# Observe your thinking



## TheGame (Feb 1, 2011)

Hey!

Its your boy Game...I know i said i wouldnt come back here until i was 100% but i came to talk about changing thoughtpatterns as this has helped me greatly in my recovery.

I know for certain that nearly all of you here have thoughtissues. Your in your head so much that the outside world is diminishing in importance for all of you.

What i have come to find is that all these thinking patterns are basically useless and they dont make you stronger in your sence of self. 
I am currently very identified with my mind and the thoughts in it. And what happens when your in this state is that you mistake the "thinker" to be yourself. You are so desperately looking for your identity that you have made it a personal problem to "figure out" who you are.

And do you really seek to define yourself?

Do you really want to "know" who you are? do you think that you ever will have a total picture of exactly who you are?

I dont think so. I think you just want to be comfortable and feel good in your own skin. And that starts with making yourself STOP the insesent stream of thinking that is going on every day. Your constantly analyzing yourself and beeing so in your head that after a while you nearly dont know how to get out of it..

It is as Eckhart Tolle asys "the moment you stop seeking yourself is the moment you will find yourself".

Now what is confusion really all about?

The very meaning of the word confusion is that "i dont know but i SHOULD know" right?

Try this.
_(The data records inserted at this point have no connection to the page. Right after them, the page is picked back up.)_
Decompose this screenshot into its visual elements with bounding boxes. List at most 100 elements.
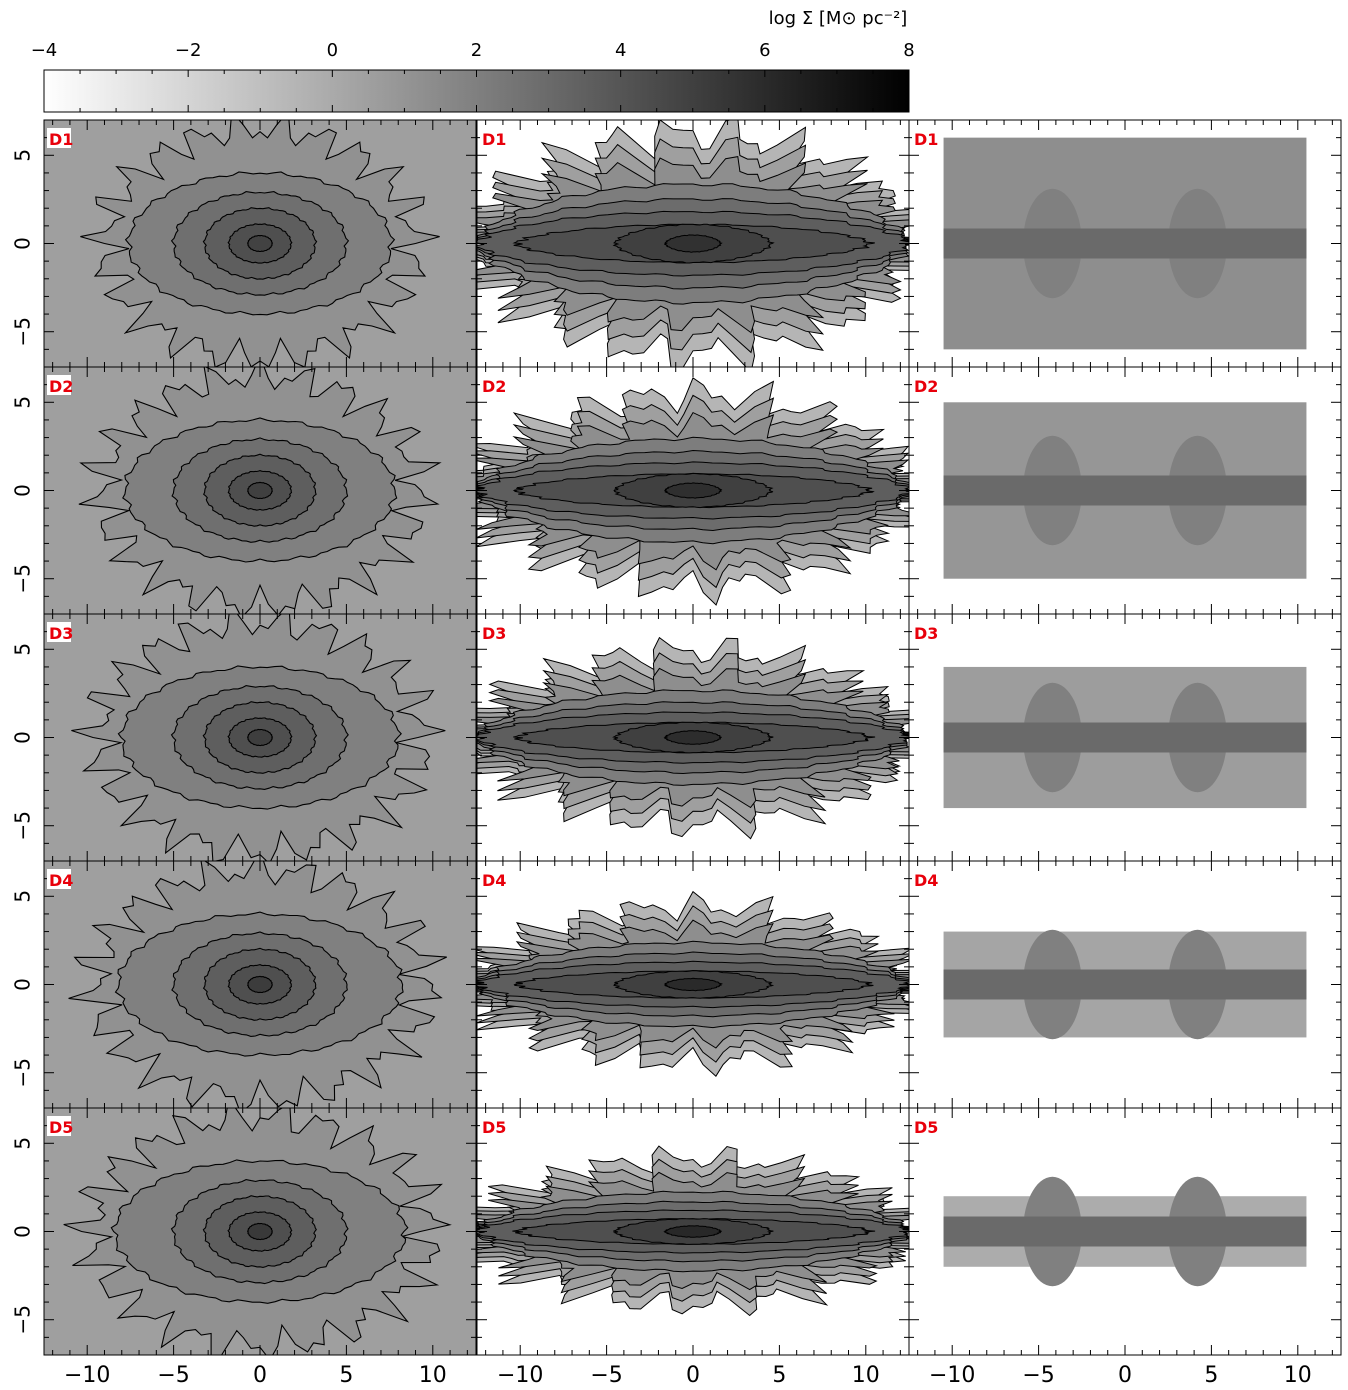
density-contour — [663, 730, 722, 745]
colorbar-tick-label: 4 — [615, 40, 626, 61]
x-tick-label: 10 — [1284, 1363, 1312, 1388]
y-tick-label: −5 — [11, 1305, 35, 1334]
x-tick-label: −10 — [497, 1363, 543, 1388]
x-tick-label: −5 — [157, 1363, 189, 1388]
x-tick-label: 10 — [419, 1363, 447, 1388]
y-tick-label: 0 — [11, 1225, 35, 1238]
panel-label: D4 — [49, 871, 73, 890]
panel-label-bg — [912, 622, 936, 642]
density-contour — [247, 481, 273, 500]
y-tick-label: 5 — [11, 643, 35, 656]
density-contour — [246, 728, 274, 747]
y-tick-label: 5 — [11, 890, 35, 903]
panel-row-D3: D3 D3 D3 — [43, 613, 1342, 862]
panel-D1-col1: D1 — [43, 119, 477, 368]
panel-D3-col2: D3 — [476, 613, 910, 862]
panel-D4-col1: D4 — [43, 860, 477, 1109]
panel-label: D4 — [482, 871, 506, 890]
x-tick-label: 5 — [339, 1363, 353, 1388]
panel-label-bg — [47, 375, 71, 395]
panel-grid: D1 D1 D1 D2 D2 D2 D3 D3 D3 D4 D4 D4 D5 D5 D5 — [43, 119, 1342, 1356]
panel-label-bg — [47, 622, 71, 642]
panel-label-bg — [47, 1116, 71, 1136]
density-contour — [664, 977, 724, 992]
panel-label-bg — [480, 1116, 504, 1136]
panel-D4-col2: D4 — [476, 860, 910, 1109]
panel-label: D2 — [49, 377, 73, 396]
colorbar-ticks — [43, 70, 910, 112]
residual-midplane-band — [943, 969, 1307, 1000]
y-tick-label: 5 — [11, 149, 35, 162]
residual-midplane-band — [943, 1216, 1307, 1247]
panel-label: D4 — [914, 871, 938, 890]
colorbar-tick-label: 8 — [903, 40, 914, 61]
panel-row-D2: D2 D2 D2 — [43, 366, 1342, 615]
y-tick-label: 0 — [11, 484, 35, 497]
colorbar-tick-label: −2 — [175, 40, 202, 61]
colorbar-tick-label: 6 — [759, 40, 770, 61]
panel-D4-col3: D4 — [908, 860, 1342, 1109]
panel-label: D1 — [914, 130, 938, 149]
y-tick-label: −5 — [11, 811, 35, 840]
y-tick-label: 5 — [11, 1137, 35, 1150]
colorbar: log Σ [M⊙ pc⁻²] −4 −2 0 2 4 6 8 — [31, 8, 915, 113]
density-contour — [663, 1225, 722, 1238]
panel-D2-col2: D2 — [476, 366, 910, 615]
colorbar-tick-label: 0 — [327, 40, 338, 61]
x-tick-label: −5 — [590, 1363, 622, 1388]
density-contour — [247, 975, 273, 994]
panel-label: D3 — [482, 624, 506, 643]
density-contour — [246, 234, 274, 253]
panel-D5-col1: D5 — [43, 1107, 477, 1356]
y-tick-label: −5 — [11, 564, 35, 593]
panel-D2-col1: D2 — [43, 366, 477, 615]
x-tick-label: −10 — [64, 1363, 110, 1388]
y-tick-labels: 5 0 −5 5 0 −5 5 0 −5 5 0 −5 5 0 −5 — [11, 149, 35, 1335]
panel-D3-col1: D3 — [43, 613, 477, 862]
panel-label-bg — [912, 375, 936, 395]
panel-row-D1: D1 D1 D1 — [43, 119, 1342, 368]
panel-label-bg — [480, 869, 504, 889]
colorbar-tick-label: −4 — [31, 40, 58, 61]
panel-D5-col3: D5 — [908, 1107, 1342, 1356]
panel-label-bg — [480, 375, 504, 395]
density-contour — [664, 482, 723, 499]
x-tick-label: 10 — [852, 1363, 880, 1388]
y-tick-label: 5 — [11, 396, 35, 409]
density-contour — [663, 234, 723, 253]
panel-label: D3 — [49, 624, 73, 643]
x-tick-label: 0 — [686, 1363, 700, 1388]
panel-label-bg — [47, 869, 71, 889]
panel-label-bg — [912, 869, 936, 889]
panel-D1-col2: D1 — [476, 119, 910, 368]
residual-midplane-band — [943, 475, 1307, 506]
panel-label-bg — [47, 128, 71, 148]
panel-label: D5 — [914, 1118, 938, 1137]
panel-label: D1 — [482, 130, 506, 149]
y-tick-label: 0 — [11, 978, 35, 991]
panel-label: D1 — [49, 130, 73, 149]
panel-label: D2 — [482, 377, 506, 396]
panel-row-D5: D5 D5 D5 — [43, 1107, 1342, 1356]
y-tick-label: 0 — [11, 237, 35, 250]
x-tick-label: 0 — [1118, 1363, 1132, 1388]
panel-D3-col3: D3 — [908, 613, 1342, 862]
panel-D1-col3: D1 — [908, 119, 1342, 368]
residual-midplane-band — [943, 228, 1307, 259]
panel-label: D3 — [914, 624, 938, 643]
panel-label-bg — [912, 128, 936, 148]
y-tick-label: −5 — [11, 1058, 35, 1087]
residual-midplane-band — [943, 722, 1307, 753]
panel-label-bg — [480, 622, 504, 642]
colorbar-tick-label: 2 — [471, 40, 482, 61]
x-tick-label: −5 — [1022, 1363, 1054, 1388]
colorbar-tick-labels: −4 −2 0 2 4 6 8 — [31, 40, 915, 61]
x-tick-label: 5 — [1204, 1363, 1218, 1388]
x-tick-label: 0 — [253, 1363, 267, 1388]
x-tick-label: −10 — [929, 1363, 975, 1388]
panel-label: D2 — [914, 377, 938, 396]
x-tick-labels: −10 −5 0 5 10 −10 −5 0 5 10 −10 −5 0 5 10 — [64, 1363, 1312, 1388]
panel-label-bg — [480, 128, 504, 148]
panel-row-D4: D4 D4 D4 — [43, 860, 1342, 1109]
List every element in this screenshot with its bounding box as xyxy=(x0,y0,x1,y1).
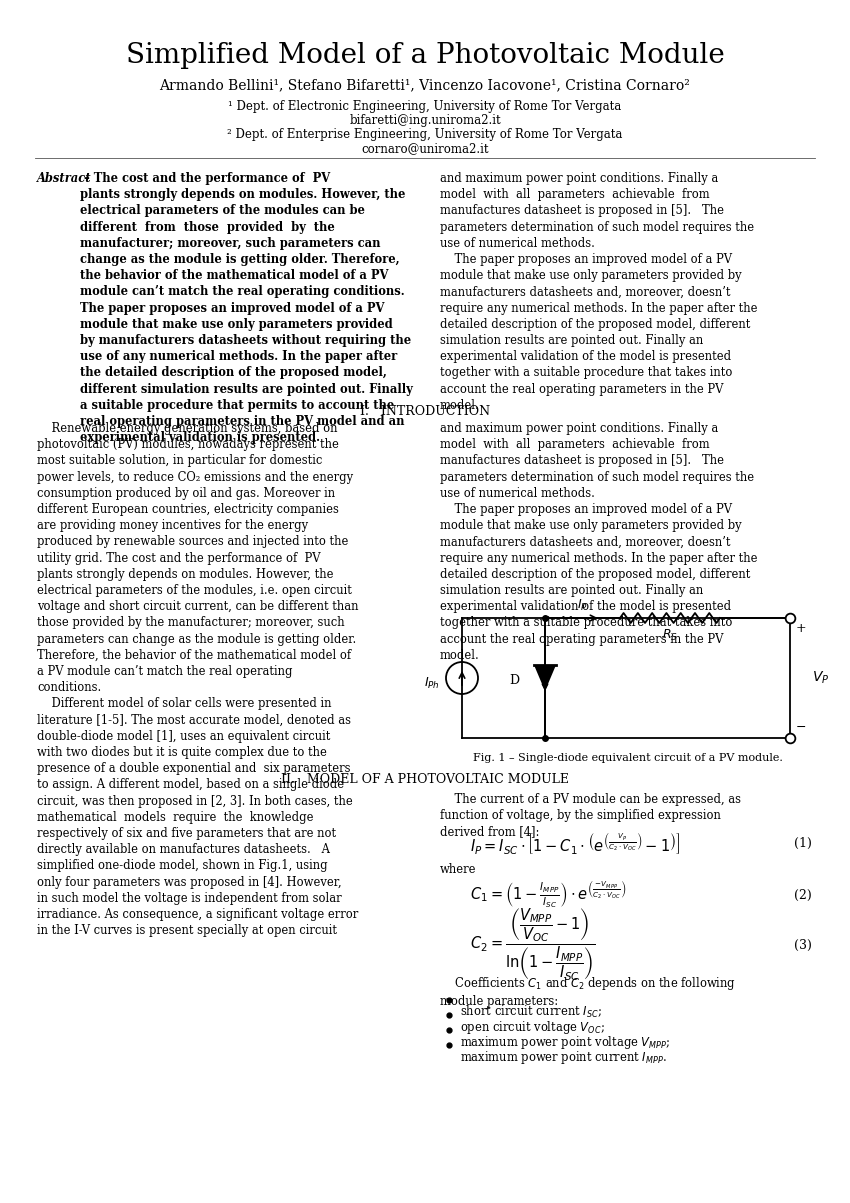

The very moment you say to yourself or think to yourself "i dont know who i am" Ask the question in your own head "who am i" and then just sit silent. and you will have gotten a clue in the right direction.

Eckhart claims that we are that we are. Witch means JUST are. Nothing more nothing less. If you go to a psychoanalyst and sit on his couch for years on end and talk about your childhood and adolescence and all the thoughtpatterns you went trough then your going to walk out with a 5000 dollar dossier with ALL the answers to who you are. But im pretty sure youll ask yourself isnt there something more to who am than this?

Isnt there something more deep and more significant to me than words scribbled on paper?

and ofcourse your right.


----------



## Gypsy85 (Sep 23, 2010)

I love this









And I think you are SO DAMN right. I have realized that my thoughts are THE main problem and that is nice to know, I think. Whenever I just stop analysing "Is this fun to me? Is this what I really want? Do I live MY life or someone else's? Will I be happy again" and just LIVE without questioning everything I detect myself enjoying stuff and regaining strength. If I do not worry about the future, but just live the moment, I am able to be happy again. At least, for periods and that is great, isn't it???

When I think: "Gosh, I cannot bear this forever" life is a torture. When I do not think, there is simply no "this", everthing is ok









I am really convinced that all is just in our minds!


----------



## Surfingisfun001 (Sep 25, 2007)

Nice post


----------



## dazednconfuzd (Apr 21, 2012)

i am soglad to have read this becuz i analyze everyhig i do. that has got to be my biggest stesser with this dp. i watch how i do n say everything.but like seriusly so glad u posted it.


----------